US 11,942,189 B2
Drug efficacy prediction for treatment of genetic disease
Seyed Ali Kazemi Oskooei, Zurich (CH); Maria Rodriguez Martinez, Thalwil (CH); and Matteo Manica, Zurich (CH)
Assigned to International Business Machines Corporation, Armonk, NY (US)
Filed by International Business Machines Corporation, Armonk, NY (US)
Filed on Jan. 16, 2019, as Appl. No. 16/249,110.
Prior Publication US 2020/0227134 A1, Jul. 16, 2020
Int. Cl. G16H 50/50 (2018.01); G06N 20/00 (2019.01); G16B 5/20 (2019.01); G16B 25/10 (2019.01); G16H 20/10 (2018.01)

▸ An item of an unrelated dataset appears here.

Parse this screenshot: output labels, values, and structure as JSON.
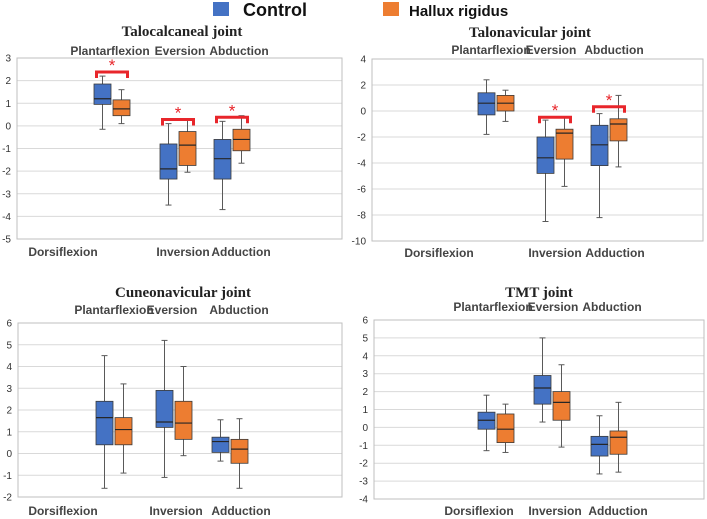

CPC G16B 5/20 (2019.02) [G06N 20/00 (2019.01); G16B 25/10 (2019.02); G16H 20/10 (2018.01); G16H 50/50 (2018.01)] 19 Claims
OG exemplary drawing
 
1. A computer-implemented method, the method comprising:
determining relevance of a gene to efficacy of a particular pharmaceutical drug based on prior knowledge indicating known or predicted sensitivity of genetic characteristics to action of the particular pharmaceutical drug;
storing, based on a dataset correlating data for disease-cell samples with drug efficacy values for the disease-cell samples, bias weights corresponding to respective genes in samples, the bias weights being dependent on relevance of respective genes to drug efficacy for the respective genes and being determined prior to generating a machine learning model, wherein bias weights assigned to genes relevant to drug efficacy are assigned higher values than what are assigned as values for bias weights assigned to genes that are non-relevant to drug efficacy;
generating the machine learning model for drug efficacy prediction in treatment of genetic disease from the dataset, the generating the machine learning model comprising:
processing said dataset via a tree ensemble method wherein decision trees are grown with splits corresponding to respective genes in said samples, the genes for the splits being chosen from respective subsets of said genes and based on respective selection probabilities dependent on corresponding bias weights and the bias weights are translated during the processing into the selection probabilities for generating the splits; and
storing said machine learning model for prediction of drug efficacy values based on gene expression data of patients.